Les Lees-Milne quittèrent les Alpes-Maritimes [3] pour l’Angleterre en 1961 et s’établirent d’abord dans le Gloucestershire, à Alderley Grange, la belle maison de naissance de Sir Matthew Hale, le Lord Chief Justice [4] du XVIIe siècle, puis à Bath dans une partie de la maison de ville de l’excentrique William Beckford, auteur et collectionneur, et, pour finir, dans une belle maisonnette aux portes du domaine ducal de Badminton. Lees-Milne conserva la bibliothèque du 19 Lansdown Crescent, la seule pièce des demeures de Beckford qui soit restée telle qu’il la connut, pour y travailler jusqu’à l’année dernière. C’était la bibliothèque idéale, toute d’arcades, de bustes et de bibliothèques, aux subtiles proportions, enchanteresses.
Lees-Milne écrivit une brève biographie de Beckford. Il écrivit aussi une vie du sixième duc de Devonshire - « le duc célibataire », la biographie du deuxième vicomte Esher et celle, particulièrement réussie, de son ami Sir Harold Nicolson. Il écrivit sur les siècles de Robert Adam et d’Inigo Jones, sur Rome et Venise. Mais ce sont ses ouvrages autobiographiques et ses journaux, que ce soit les morceaux de bravoure sur Ham House ou Longleat ou les bizarreries quotidiennes de ses circuits à Londres, les tristes évocations amicales ou les potins scandaleux de vieilles maîtresses de maison qui demeureront.

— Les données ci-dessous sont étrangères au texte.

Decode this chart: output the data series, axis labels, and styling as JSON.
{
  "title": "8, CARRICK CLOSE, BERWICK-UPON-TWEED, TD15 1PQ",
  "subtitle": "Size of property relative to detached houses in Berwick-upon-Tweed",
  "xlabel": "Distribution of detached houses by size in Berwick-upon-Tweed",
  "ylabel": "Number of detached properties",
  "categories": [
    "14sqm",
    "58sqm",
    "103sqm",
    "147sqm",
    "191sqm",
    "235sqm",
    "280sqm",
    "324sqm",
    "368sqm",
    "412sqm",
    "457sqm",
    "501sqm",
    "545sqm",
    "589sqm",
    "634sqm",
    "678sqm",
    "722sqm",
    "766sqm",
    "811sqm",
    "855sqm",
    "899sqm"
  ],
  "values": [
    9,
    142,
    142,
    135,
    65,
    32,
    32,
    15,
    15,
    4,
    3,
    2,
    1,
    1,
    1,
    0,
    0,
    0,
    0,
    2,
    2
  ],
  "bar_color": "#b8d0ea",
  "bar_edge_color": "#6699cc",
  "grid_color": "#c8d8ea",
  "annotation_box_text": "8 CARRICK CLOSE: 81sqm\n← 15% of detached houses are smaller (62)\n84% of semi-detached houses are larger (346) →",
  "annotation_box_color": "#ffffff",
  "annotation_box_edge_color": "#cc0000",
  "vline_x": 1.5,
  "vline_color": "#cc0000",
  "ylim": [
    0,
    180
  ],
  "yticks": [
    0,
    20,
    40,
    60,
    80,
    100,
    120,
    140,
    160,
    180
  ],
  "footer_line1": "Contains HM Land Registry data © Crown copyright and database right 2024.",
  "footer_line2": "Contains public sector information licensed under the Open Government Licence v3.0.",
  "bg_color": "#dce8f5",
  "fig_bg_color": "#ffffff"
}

En 1992, il publia People and Places, le récit, fondé sur les archives du National Trust, de ses rapports avec quatorze donateurs, depuis les Lutley de Brockhampton jusqu’à Goodhart-Rendel de Hatchlands ; et en 1996 Fourteen Friends, portraits notamment de Sacheverell Sitwell et Rosamund Lehmann (dont il écrivit les notices nécrologiques pour l’Independent), Vita Sackville-West et Henry Green, James Pope-Hennessy et Robert Byron.

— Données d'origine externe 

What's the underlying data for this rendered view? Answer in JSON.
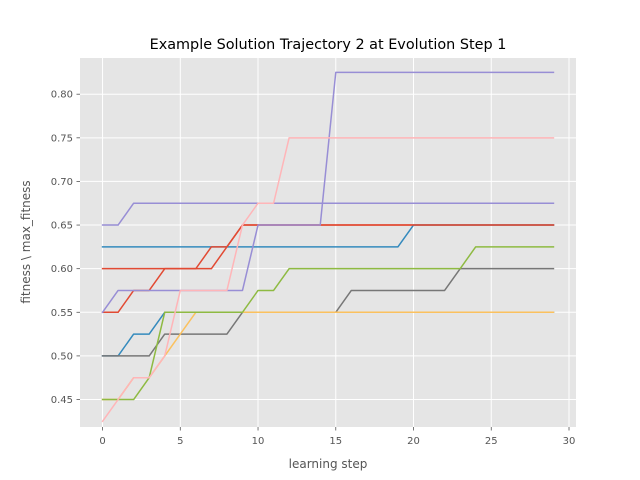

Jim Lees-Milne semblait avoir connu tout le monde. Il avait l’œil du diariste et sa mémoire. C’était un outsider de l’intérieur. L’un des derniers textes qu’il écrivit était destiné à la récente livraison du bulletin de la Royal Society of Literature : ses souvenirs du n°1 Hyde Park Gardens (adresse du siège de la Société) à l’époque du général Sir Ian Hamilton [5] entre les deux guerres. C’est un portrait affectueux, constellé, comme toujours, de détails évocateurs, entre autres d’une anecdote horrifique sur Margot Oxford (Lady Oxford) et une pomme de terre recrachée.
Paru dans l’Independent du 29 décembre 1997.
[1] Vingt ans après, les douze volumes du journal sont parus, le dernier en 2005, tous dotés d’un titre emprunté au poème “Kubla Khan” de Coleridge depuis Ancestral Voices.
[2] On se souvient que ç’avait été le collège d’Oscar Wilde après Trinity à Dublin...
[3] Ils vivaient dans le vieux village de Roquebrune et avaient pour voisine et amie Lesley Blanch.
[4] Président de la Haute Cour de justice.
[5] Il s’agissait, naturellement, d’un parent de Jim, à la fois cousin éloigné et oncle par alliance.